Stating that "historically, Nokia's competitive position has solidified in times of turmoil," Kallasvuo took pains to say that Nokia's proceeding with its current long-term thinking about their business. But they'll be proceeding without about 1,000 employees, who'll be laid off in the near future. CFO Richard Simonson did not give specifics about those job cuts.
The news cast serious shade on Nokia's recent march to world domination. The company is the world's largest maker of mobile handsets, and the company has been aggressively expanding service offerings such as Comes With Music and messaging, particularly overseas.
Nokia has focused strongly on emerging markets, and those markets have taken a particular hit as global economic troubles worsen.

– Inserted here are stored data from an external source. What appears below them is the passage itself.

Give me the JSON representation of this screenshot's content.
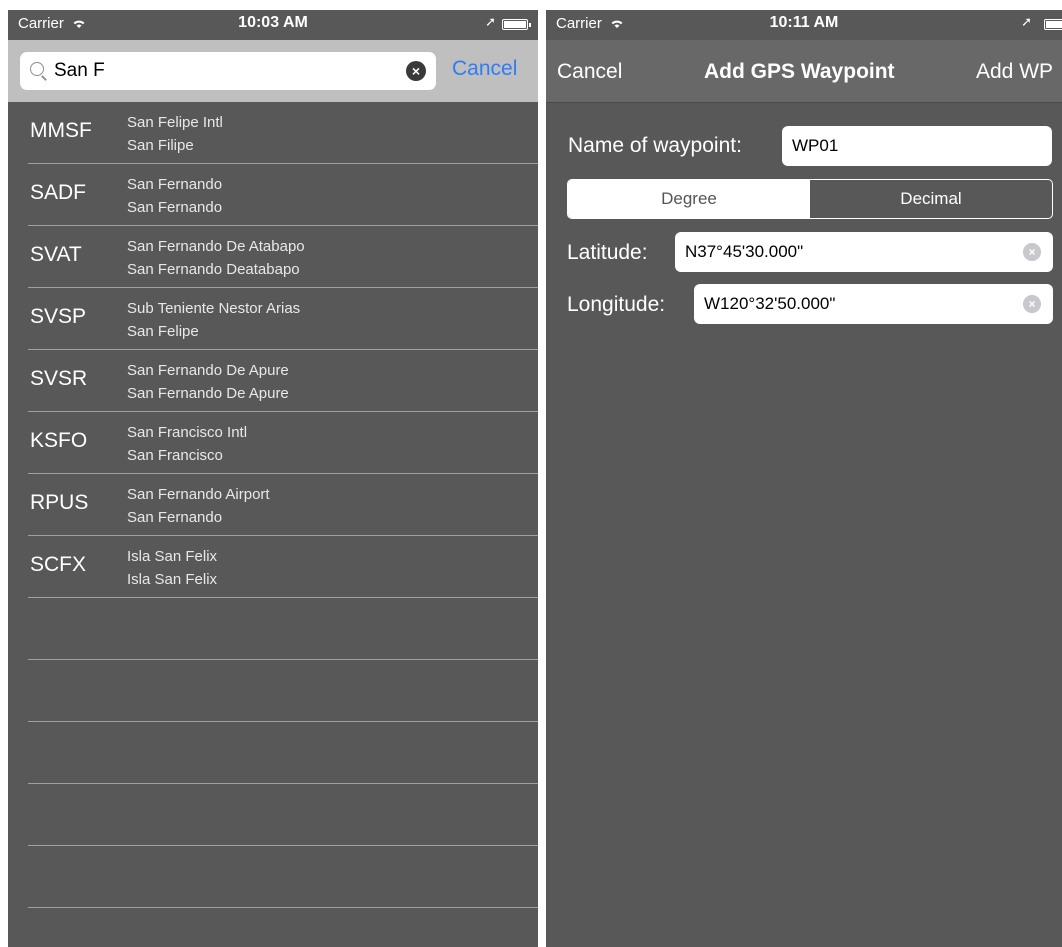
{
  "left": {
    "status": {
      "carrier": "Carrier",
      "time": "10:03 AM"
    },
    "search": {
      "query": "San F",
      "cancel": "Cancel"
    },
    "results": [
      {
        "code": "MMSF",
        "name": "San Felipe Intl",
        "city": "San Filipe"
      },
      {
        "code": "SADF",
        "name": "San Fernando",
        "city": "San Fernando"
      },
      {
        "code": "SVAT",
        "name": "San Fernando De Atabapo",
        "city": "San Fernando Deatabapo"
      },
      {
        "code": "SVSP",
        "name": "Sub Teniente Nestor Arias",
        "city": "San Felipe"
      },
      {
        "code": "SVSR",
        "name": "San Fernando De Apure",
        "city": "San Fernando De Apure"
      },
      {
        "code": "KSFO",
        "name": "San Francisco Intl",
        "city": "San Francisco"
      },
      {
        "code": "RPUS",
        "name": "San Fernando Airport",
        "city": "San Fernando"
      },
      {
        "code": "SCFX",
        "name": "Isla San Felix",
        "city": "Isla San Felix"
      }
    ]
  },
  "right": {
    "status": {
      "carrier": "Carrier",
      "time": "10:11 AM"
    },
    "nav": {
      "cancel": "Cancel",
      "title": "Add GPS Waypoint",
      "add": "Add WP"
    },
    "form": {
      "name_label": "Name of waypoint:",
      "name_value": "WP01",
      "segments": [
        "Degree",
        "Decimal"
      ],
      "selected_segment": "Degree",
      "latitude_label": "Latitude:",
      "latitude_value": "N37°45'30.000\"",
      "longitude_label": "Longitude:",
      "longitude_value": "W120°32'50.000\""
    }
  },
  "colors": {
    "background": "#585858",
    "accent": "#2f7cf6",
    "search_bar": "#bfbfbf",
    "nav_bar": "#686868"
  }
}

Sales of Nokia handsets in China were down a remarkable 36%; in Africa and the Middle East, they were down 23%. Globally, Nokia's market share was 37% -- off by a percentage point since Q3, and by 3% since Q4 2007.

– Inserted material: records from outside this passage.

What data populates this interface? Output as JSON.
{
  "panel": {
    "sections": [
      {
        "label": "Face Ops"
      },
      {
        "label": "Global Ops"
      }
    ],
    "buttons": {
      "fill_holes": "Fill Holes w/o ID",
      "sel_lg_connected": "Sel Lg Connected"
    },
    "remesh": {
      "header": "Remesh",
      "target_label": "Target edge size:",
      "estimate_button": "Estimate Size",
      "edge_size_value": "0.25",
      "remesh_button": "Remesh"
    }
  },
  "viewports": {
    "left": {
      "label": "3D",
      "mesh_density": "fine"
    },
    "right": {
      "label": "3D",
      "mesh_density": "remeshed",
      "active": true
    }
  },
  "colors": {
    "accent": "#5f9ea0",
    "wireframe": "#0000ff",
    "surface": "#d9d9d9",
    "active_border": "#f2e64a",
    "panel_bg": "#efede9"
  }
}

And phone shipments were even down in Q4. 113 million handsets shipped, which is actually fewer than in the previous, non-holiday-season reporting period. That was a surprise; in November, the company said that it expected to maintain or even perhaps increase its market share last quarter. Simonson put it bluntly: "We expected an uptick in sales that did not come."
Smartphones came up during the Q&A session, and there's good news for fans of Nokia's smartphone stylings: The company's still committed to expanding its Symbian series 60 offerings. Kallasvuo notes that though the US is still the strongest smartphone market, the category's isn't limited to that market; as he puts it, the smartphone market "has traction." In particular, the 5800 has gotten off to "a flying start," and "demand is well above supply."

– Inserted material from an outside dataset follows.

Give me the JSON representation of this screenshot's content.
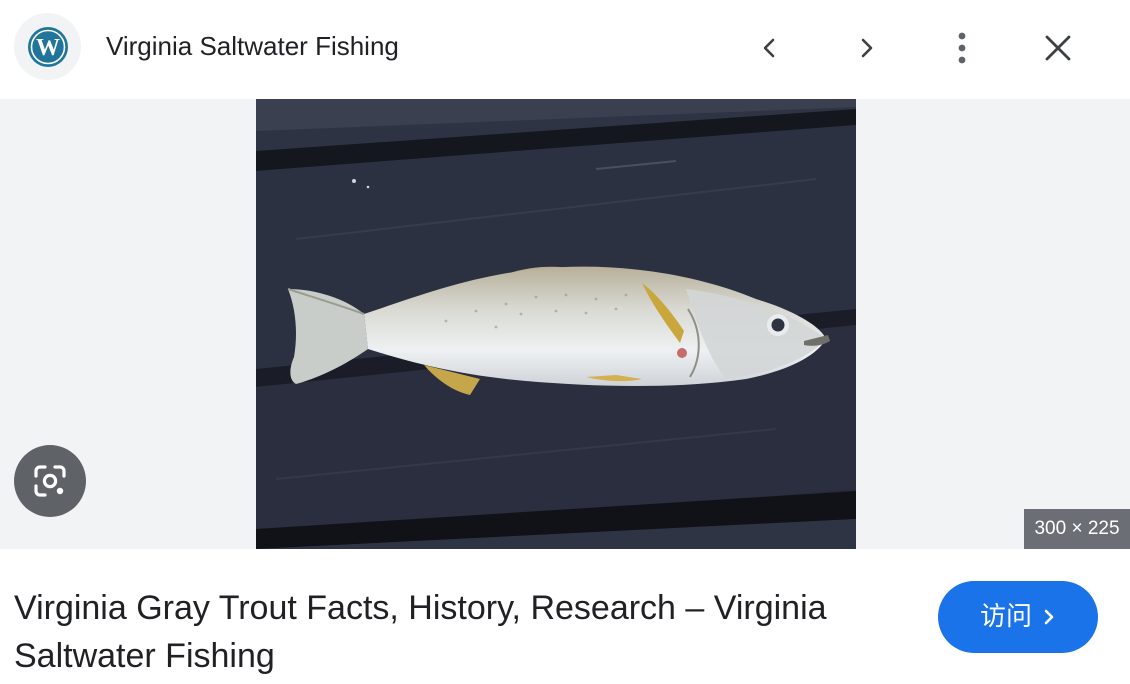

Obviously, when times are strange, strange things happen to product lines on the fringe. Nokia announced yesterday that it will discontinue its N810 Internet Tablet WiMAX edition, believed to be the only device on the market with a built-in WiMAX modem. The non-WiMAX version of the N810 will continue to be available, and Nokia reps have stated that this is just a temporary retrenchment, not a wholesale retreat from the high-speed data standard. (Incidentally, it's the N810 that's the prototype unit for development of Mozilla's mobile Web browser, Fennec.)
The company says it will pay out an annual dividend of 40 euros/share (around $52), down from 53 euros/share (around $69) for 2007.
Nokia shares on the NYSE were down to 12.20, about 11%, at press time. The stock closed on Wednesday at 13.71 and opened today at 12.01.